In documents released Thursday, the Interior Department wrote that the Indian Civil Rights Act only applies to federally recognized tribes, and thus the intermarriage ban wasn’t applicable to the Pamunkey at the time of its application. It also notes that the department examines applications in light of historical context.

Gray said the tribe never doubted it would be recognized, despite the opposition.

“We knew the rules and what the decision making was based on by the federal guidelines, and we knew that those issues were distractions,” he said.

The Pamunkey is already recognized by Virginia’s government, and each Thanksgiving in an oft-photographed ceremony the tribe’s chief visits the governor of Virginia in a tribute ceremony. The ceremony recalls a treaty signed in 1677 between the colony’s governor and several Indian leaders, including the Pamunkey.

The tribe was considered the most powerful in the Powhatan Paramount Chiefdom, which greeted the English settlers at Jamestown, and claims Pocahontas among its lineage.

U.S. Sen. Tim Kaine, D-Virginia, said in a statement that recognition, beyond its federal benefits, honors the tribe’s identity.

“The Pamunkey are the first Virginia Indian tribe to receive federal recognition, over 400 years after making contact with the first European settlers.
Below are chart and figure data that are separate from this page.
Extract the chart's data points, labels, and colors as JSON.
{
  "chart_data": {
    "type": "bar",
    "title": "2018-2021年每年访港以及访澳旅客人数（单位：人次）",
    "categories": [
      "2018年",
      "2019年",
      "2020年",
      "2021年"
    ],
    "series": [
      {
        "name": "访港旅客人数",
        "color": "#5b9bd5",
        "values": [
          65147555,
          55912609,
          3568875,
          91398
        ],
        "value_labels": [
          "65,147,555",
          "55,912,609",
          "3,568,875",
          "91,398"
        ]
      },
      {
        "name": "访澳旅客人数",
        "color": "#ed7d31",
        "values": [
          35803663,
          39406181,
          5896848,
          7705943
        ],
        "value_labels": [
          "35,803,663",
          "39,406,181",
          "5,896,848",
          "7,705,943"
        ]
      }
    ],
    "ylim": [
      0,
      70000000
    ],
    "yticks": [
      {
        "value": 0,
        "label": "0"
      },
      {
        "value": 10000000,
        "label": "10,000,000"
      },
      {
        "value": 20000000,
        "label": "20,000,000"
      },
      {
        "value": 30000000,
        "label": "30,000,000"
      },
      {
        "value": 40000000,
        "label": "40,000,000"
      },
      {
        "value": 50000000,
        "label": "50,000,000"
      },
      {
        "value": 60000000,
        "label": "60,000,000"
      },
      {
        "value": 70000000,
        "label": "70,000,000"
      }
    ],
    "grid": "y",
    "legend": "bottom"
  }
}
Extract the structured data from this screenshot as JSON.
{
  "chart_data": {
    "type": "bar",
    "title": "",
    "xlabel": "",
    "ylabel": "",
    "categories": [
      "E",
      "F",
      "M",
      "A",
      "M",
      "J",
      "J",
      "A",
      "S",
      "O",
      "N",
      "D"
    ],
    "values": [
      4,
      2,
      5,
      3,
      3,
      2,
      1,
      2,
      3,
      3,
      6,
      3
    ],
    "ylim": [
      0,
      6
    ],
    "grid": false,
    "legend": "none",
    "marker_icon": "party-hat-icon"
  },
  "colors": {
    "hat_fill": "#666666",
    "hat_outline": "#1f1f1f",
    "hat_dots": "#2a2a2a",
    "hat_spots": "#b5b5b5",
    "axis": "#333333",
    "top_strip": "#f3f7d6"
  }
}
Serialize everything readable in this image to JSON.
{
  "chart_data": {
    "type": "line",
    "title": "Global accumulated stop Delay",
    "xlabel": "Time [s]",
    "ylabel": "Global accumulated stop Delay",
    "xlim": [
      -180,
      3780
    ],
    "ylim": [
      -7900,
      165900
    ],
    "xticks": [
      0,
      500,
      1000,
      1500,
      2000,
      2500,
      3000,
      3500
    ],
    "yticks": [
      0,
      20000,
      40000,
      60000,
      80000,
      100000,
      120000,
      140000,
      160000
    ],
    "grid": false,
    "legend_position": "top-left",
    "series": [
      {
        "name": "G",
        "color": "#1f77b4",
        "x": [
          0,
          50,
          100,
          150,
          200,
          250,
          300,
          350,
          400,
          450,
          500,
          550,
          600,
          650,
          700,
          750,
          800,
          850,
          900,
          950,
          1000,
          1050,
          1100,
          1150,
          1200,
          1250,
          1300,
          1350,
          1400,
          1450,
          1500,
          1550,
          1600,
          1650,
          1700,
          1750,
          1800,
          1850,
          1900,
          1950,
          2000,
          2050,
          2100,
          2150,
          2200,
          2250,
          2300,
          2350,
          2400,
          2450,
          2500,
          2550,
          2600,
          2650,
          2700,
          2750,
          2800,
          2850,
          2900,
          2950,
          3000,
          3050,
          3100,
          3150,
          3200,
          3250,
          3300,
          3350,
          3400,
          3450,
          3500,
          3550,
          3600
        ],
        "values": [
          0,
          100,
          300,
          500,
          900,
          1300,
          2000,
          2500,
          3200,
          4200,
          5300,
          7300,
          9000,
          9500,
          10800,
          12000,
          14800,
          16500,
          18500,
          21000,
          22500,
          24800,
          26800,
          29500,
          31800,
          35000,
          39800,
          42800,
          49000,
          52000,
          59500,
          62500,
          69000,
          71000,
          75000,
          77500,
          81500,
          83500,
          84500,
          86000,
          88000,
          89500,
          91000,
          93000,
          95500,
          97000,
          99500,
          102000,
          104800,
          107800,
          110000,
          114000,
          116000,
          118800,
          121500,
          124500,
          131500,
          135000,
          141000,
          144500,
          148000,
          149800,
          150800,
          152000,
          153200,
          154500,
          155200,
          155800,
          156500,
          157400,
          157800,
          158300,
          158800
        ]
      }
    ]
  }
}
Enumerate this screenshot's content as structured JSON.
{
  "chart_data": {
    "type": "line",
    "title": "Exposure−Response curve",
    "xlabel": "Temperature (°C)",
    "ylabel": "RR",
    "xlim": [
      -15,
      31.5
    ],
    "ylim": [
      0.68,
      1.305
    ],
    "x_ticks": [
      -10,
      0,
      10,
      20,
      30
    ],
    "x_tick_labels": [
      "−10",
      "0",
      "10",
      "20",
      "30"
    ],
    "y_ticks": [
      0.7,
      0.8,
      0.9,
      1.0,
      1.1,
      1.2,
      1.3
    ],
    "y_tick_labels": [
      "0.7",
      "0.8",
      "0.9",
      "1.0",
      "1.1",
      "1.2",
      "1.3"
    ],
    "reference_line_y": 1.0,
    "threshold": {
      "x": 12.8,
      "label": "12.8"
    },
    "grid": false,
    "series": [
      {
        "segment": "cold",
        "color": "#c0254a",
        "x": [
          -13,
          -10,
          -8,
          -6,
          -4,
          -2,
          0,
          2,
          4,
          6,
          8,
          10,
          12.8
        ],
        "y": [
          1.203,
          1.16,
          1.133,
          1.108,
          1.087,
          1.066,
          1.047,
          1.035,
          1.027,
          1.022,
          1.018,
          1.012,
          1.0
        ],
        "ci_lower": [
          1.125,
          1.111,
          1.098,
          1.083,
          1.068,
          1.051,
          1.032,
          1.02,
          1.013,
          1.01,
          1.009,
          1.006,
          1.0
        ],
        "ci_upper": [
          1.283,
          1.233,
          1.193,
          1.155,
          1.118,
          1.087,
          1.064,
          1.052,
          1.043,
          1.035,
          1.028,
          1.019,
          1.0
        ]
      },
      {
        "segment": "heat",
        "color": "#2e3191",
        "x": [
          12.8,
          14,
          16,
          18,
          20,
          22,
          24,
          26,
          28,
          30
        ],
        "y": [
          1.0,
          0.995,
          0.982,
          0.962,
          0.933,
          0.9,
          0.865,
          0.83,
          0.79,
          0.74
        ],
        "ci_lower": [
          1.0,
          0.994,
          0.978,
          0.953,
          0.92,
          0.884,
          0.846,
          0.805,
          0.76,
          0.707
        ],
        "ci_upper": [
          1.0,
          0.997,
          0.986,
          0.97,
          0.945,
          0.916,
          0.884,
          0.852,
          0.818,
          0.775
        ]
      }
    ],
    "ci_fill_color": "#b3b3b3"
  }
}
Despite the integral role the tribes played in American history and the unique cultures they have continued to maintain for thousands of years, they have faced barriers to recognition due to extraordinary circumstances out of their control,” Kaine said. “Today’s announcement is an important step toward righting this historical wrong.”

He said he hoped the development would spur “long-overdue recognition” for six other Virginia tribes.